片刻功夫,一行人已進了一座山谷,谷中都是松樹,山風過去,松聲若濤,在林間行了里許,來到間木屋之前。
只見屋前的一株大樹之下,有二人相對而坐,周圍散立着八位異人,或抱琴,或執卷,或身穿戲服,或手持利斧,想來便是函谷八友了。
走到近處,見坐着的兩人之間有塊大石,上有棋盤,兩人正在對弈,右首是個矮瘦的乾癟老頭兒,左首則是個青年公子,手下人湊到李明浩耳邊提醒,這名公子就是慕容復了。
蕭遠山聞言便要動手,李明浩伸手攔住,「主人尚在下棋,我們這些做客的卻不好打擾,還是等他們下完吧!」
反正有這麼多人在,倒也不用擔心慕容復逃跑,先看看熱鬧再說,同時用從掃地僧那兒簽到的易筋經內力探查四周,發覺屋中有人,山林中亦有兩人偷窺。
屋子裏面的人自不用說,肯定是無崖子了;至於山林中偷窺的,倆人都功力不低,其中一位和慕容復的運氣法門十分相似,定然是那慕容博;另一位內力佛道混雜,估計是鳩摩智,剛好一併拿下。
眾人凝神細看,只見那棋盤雕在一塊大青石上,黑子、白子全是晶瑩發光,雙方各已下了數十子。
李明浩不懂棋道,好在鎮武司中人才濟濟,便有一名精通此道的高手給他解釋,「這個姓慕容的在邊角上的糾纏也擺脫不了,還想逐鹿中原,怕是痴心妄想。」
慕容復原本就處於下風,眼睜睜見到,己方白旗白甲的兵馬被黑旗黑甲的敵人圍住了,左衝右突,始終殺不出重圍,心越來越是焦急,又聽到這番評價,不由得想起了慕容氏的現狀。

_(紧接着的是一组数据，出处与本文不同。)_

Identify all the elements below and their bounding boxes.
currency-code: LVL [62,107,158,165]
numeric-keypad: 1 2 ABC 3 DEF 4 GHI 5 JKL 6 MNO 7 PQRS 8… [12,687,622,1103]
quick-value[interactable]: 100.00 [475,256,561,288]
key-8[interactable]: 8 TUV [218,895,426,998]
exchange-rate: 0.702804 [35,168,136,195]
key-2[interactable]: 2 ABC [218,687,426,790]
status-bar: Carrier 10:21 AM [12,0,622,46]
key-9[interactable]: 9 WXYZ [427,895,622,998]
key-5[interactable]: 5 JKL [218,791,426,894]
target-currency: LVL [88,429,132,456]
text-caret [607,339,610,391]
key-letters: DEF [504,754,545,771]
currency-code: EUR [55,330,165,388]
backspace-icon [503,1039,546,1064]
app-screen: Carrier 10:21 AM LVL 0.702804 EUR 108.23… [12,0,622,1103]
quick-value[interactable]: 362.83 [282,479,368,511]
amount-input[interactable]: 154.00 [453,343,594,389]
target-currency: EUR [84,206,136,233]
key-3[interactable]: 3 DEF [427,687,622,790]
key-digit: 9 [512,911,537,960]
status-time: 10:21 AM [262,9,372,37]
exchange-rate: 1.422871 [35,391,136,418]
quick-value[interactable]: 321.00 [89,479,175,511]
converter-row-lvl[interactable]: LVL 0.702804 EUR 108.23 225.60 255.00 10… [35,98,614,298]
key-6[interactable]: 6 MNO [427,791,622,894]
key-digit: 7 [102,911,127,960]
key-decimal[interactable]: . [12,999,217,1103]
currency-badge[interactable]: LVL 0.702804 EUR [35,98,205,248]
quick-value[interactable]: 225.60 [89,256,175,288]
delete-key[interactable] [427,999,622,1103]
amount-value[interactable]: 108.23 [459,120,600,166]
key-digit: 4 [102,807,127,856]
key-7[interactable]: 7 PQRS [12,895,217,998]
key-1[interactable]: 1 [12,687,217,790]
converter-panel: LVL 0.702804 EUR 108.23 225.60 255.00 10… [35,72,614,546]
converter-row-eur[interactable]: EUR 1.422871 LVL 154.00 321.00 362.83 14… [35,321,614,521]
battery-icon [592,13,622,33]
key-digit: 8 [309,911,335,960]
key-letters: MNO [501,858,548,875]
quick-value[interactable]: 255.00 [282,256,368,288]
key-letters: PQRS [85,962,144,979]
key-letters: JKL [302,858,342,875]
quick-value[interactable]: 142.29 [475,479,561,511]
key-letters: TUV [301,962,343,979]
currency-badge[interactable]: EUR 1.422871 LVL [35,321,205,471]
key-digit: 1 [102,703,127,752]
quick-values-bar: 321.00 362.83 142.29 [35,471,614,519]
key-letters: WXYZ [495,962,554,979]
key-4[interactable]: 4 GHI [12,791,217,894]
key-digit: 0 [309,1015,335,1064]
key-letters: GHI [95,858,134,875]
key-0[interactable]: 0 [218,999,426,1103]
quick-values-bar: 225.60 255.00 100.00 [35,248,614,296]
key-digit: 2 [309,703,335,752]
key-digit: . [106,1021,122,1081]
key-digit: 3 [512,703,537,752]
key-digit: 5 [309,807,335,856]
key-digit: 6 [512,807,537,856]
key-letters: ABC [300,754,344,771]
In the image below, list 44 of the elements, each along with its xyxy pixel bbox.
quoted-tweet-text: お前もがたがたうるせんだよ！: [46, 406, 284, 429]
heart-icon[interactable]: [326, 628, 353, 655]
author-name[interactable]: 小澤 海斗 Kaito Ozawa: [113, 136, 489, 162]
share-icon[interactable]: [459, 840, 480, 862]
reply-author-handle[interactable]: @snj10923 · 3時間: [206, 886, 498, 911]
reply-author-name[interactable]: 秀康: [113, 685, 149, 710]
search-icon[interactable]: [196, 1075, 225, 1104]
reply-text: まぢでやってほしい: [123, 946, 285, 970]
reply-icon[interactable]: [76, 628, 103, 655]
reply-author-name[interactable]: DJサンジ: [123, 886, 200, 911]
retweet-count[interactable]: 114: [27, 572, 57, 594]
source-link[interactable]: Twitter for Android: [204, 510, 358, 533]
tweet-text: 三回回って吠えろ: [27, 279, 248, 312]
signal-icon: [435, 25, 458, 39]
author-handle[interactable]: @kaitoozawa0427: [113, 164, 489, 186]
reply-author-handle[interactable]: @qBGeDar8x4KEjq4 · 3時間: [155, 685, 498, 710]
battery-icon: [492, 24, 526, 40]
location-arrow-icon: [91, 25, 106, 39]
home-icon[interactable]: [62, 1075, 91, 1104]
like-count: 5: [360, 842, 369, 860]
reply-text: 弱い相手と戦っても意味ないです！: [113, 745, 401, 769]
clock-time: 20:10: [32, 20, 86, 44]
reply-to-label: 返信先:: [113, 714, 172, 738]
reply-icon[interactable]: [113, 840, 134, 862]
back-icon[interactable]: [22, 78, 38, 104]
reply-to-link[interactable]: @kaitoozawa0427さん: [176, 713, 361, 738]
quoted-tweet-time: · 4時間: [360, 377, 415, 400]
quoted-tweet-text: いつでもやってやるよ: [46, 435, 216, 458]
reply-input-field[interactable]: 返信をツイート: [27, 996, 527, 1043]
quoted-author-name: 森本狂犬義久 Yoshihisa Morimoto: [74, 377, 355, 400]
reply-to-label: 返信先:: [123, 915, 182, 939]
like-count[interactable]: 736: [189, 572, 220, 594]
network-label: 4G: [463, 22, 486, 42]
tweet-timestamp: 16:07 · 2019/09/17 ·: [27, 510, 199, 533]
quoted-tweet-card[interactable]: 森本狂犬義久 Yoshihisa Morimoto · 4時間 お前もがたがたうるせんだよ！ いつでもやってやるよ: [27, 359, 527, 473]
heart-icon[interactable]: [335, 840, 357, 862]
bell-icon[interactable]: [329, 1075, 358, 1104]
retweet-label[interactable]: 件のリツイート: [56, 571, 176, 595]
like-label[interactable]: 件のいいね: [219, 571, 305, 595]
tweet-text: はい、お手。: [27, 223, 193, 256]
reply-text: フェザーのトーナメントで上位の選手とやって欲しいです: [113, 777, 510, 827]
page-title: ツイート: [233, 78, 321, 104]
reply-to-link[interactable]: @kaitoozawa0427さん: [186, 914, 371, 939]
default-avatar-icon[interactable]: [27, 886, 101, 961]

「我慕容氏天命已盡,一切枉費心;我一生盡心竭力,終究化作一場春夢!時也命也,夫復何言?」突然間大叫一聲,拔劍便往頸刎去。
對面老者痴迷棋局,來不及出手救援,好在一枚松球從山林中飛出,正中慕容復手腕,噹啷一聲寶劍跌落,才將慕容復驚醒。
慕容復震駭莫名,抬頭往松球來處瞧去,只見山坡上站着一個灰衣僧人,臉蒙灰布。
那僧人邁開大步,走到慕容復身邊,問道,「你有兒子沒有?」語音頗為蒼老。
慕容復道,「我尚未婚配,何來子息?」
那灰衣僧森然道,「你有祖宗沒有?」
慕容復更是氣惱,大聲道,「自然有!我自願就死,與你何干?士可殺不可辱,慕容復堂堂男子,受不得你這些無禮的言語。」
灰衣僧道,「你高祖有兒子,你曾祖、祖父、父親都有兒子,便是你沒有兒子!嘿嘿,大燕國當年慕容恪、慕容垂、慕容德何等英雄,卻不料都變成了絕種絕代的無後之人!」
慕容恪、慕容垂、慕容德諸人,都是當年燕國君王,正是慕容復的列祖列宗。他在頭昏腦脹、怒發如狂之際突聽得這幾位先人的名字,正如當頭淋下一盆冷水。
心想,「先父昔年諄諄告誡,命我以興復大燕為終生之志,今日我以一時之忿,自尋短見,我鮮卑慕容氏從此絕代。我連兒子也沒有,還說得上什麼光宗復國?」
「呵呵,慕容恪、慕容垂、慕容德不過是割據一方,算得上什麼英雄?」李明浩懶得看慕容博給孩子上課,於是出言諷刺,並點明了對方的身份,「慕容博,時至今日,你還要在這兒裝神弄鬼麼?」
那灰衣僧人一聲長笑道,「鎮武司好生厲害,居然將我認了出來。」伸扯下面幕,露出一張神清目秀、白眉長垂的臉來。
「爹爹!」慕容復面露驚喜,他以為慕容博去世多年,沒想尚在人世?而且自從鎮武司抄了參合莊、抓走他的四大家臣後,慕容復一直處於惶恐之中,如今見到慕容博,似乎找到了依靠。
「峰兒,還不動手更待何時?」蕭遠山怒不可遏,當下便騰身而起,一掌擊嚮慕容博。
蕭峰發力疾趕先發後至,於數丈外一掌拍出,掌力已及後背,慕容博回掌一擋,全身一震,臂隱隱酸麻,不禁大吃一驚,「這契丹小狗功力如此厲害!」
此時慕容複方才反應過來,連忙運起參合指向蕭峰點去,兩對父子戰成一團,蘇星河和函谷八友一時不知道如何是好,甚至沒注意到鎮武司押着的丁春秋。